Les difficultés économiques, les combats et la destruction des infrastructures aggravent encore la situation des personnes vulnérables. Et malgré tous les obstacles et les maigres salaires, les travailleuses sociales continuent d'exercer leurs fonctions avec intégrité et courage.
Toutefois, un soutien de qualité aux personnes vulnérables ne devrait pas reposer sur le dévouement de travailleuses individuelles et dépendre des ressources d'une seule communauté. Les besoins et les problèmes fondamentaux des personnes qui, en raison de leur âge et de leurs handicaps physiques, ne sont pas en mesure de s'occuper correctement d'elles-mêmes doivent être abordés et résolus au niveau systémique. Cependant, aujourd'hui, nous ne pouvons que constater que le soutien social fourni par l'État est clairement insuffisant.

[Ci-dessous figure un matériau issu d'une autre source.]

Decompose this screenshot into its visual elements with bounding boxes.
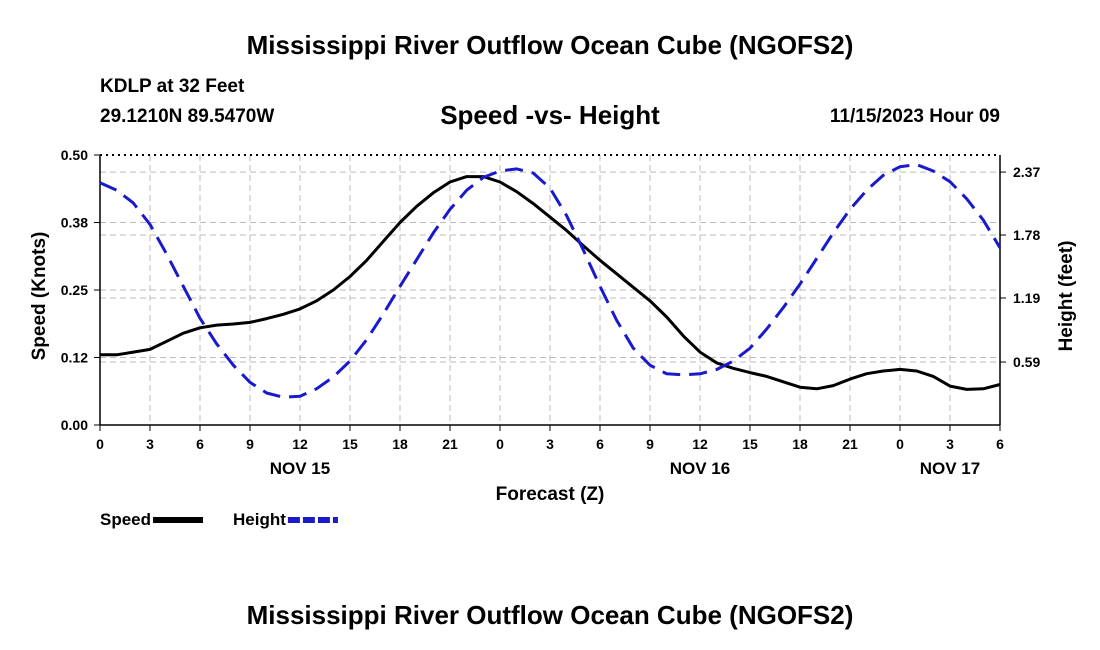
x-tick-label: 9 <box>246 436 254 452</box>
date-label: NOV 15 <box>270 459 330 478</box>
x-tick-label: 3 <box>146 436 154 452</box>
datetime-label: 11/15/2023 Hour 09 <box>829 106 1000 127</box>
y2-tick-label: 1.78 <box>1013 227 1040 243</box>
legend-label: Height <box>233 510 286 529</box>
y-tick-label: 0.38 <box>61 215 88 231</box>
x-tick-label: 15 <box>742 436 758 452</box>
x-tick-label: 3 <box>946 436 954 452</box>
main-title: Mississippi River Outflow Ocean Cube (NG… <box>246 30 854 60</box>
chart-title: Speed -vs- Height <box>440 100 660 130</box>
x-tick-label: 15 <box>342 436 358 452</box>
x-tick-label: 21 <box>842 436 858 452</box>
x-tick-label: 21 <box>442 436 458 452</box>
y2-tick-label: 0.59 <box>1013 354 1040 370</box>
date-label: NOV 17 <box>920 459 980 478</box>
series-line-speed <box>100 175 1001 391</box>
x-tick-label: 12 <box>292 436 308 452</box>
y-tick-label: 0.00 <box>61 417 88 433</box>
x-tick-label: 0 <box>496 436 504 452</box>
x-tick-label: 6 <box>596 436 604 452</box>
x-tick-label: 0 <box>96 436 104 452</box>
y-tick-label: 0.50 <box>61 147 88 163</box>
x-tick-label: 12 <box>692 436 708 452</box>
y2-tick-label: 1.19 <box>1013 290 1040 306</box>
x-axis-label: Forecast (Z) <box>496 484 605 505</box>
x-tick-label: 9 <box>646 436 654 452</box>
x-tick-label: 18 <box>392 436 408 452</box>
series-line-height <box>99 163 1002 399</box>
date-label: NOV 16 <box>670 459 730 478</box>
coordinates-label: 29.1210N 89.5470W <box>100 106 275 127</box>
x-tick-label: 6 <box>196 436 204 452</box>
x-tick-label: 6 <box>996 436 1004 452</box>
bottom-title: Mississippi River Outflow Ocean Cube (NG… <box>246 600 854 630</box>
x-tick-label: 18 <box>792 436 808 452</box>
x-tick-label: 3 <box>546 436 554 452</box>
y-tick-label: 0.12 <box>61 350 88 366</box>
y-axis-label: Speed (Knots) <box>29 232 50 361</box>
y-tick-label: 0.25 <box>61 282 88 298</box>
station-label: KDLP at 32 Feet <box>100 76 245 97</box>
legend-label: Speed <box>100 510 151 529</box>
y2-tick-label: 2.37 <box>1013 164 1040 180</box>
x-tick-label: 0 <box>896 436 904 452</box>
y2-axis-label: Height (feet) <box>1056 241 1077 352</box>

Dans le même temps, les exemples de travail désintéressé des travailleuses sociales dans de nombreuses régions d'Ukraine montrent que les gens essaient de créer de meilleures conditions pour ceux qui sont dans le besoin, au moins au niveau individuel. Cela signifie qu'il y a de nombreux citoyens dans le pays qui voient clairement le besoin urgent d'améliorer la qualité de vie de la population et qui comprennent à quel point il est important d'agir dans ce sens. Il s'agit là d'un pas en avant vers un changement positif.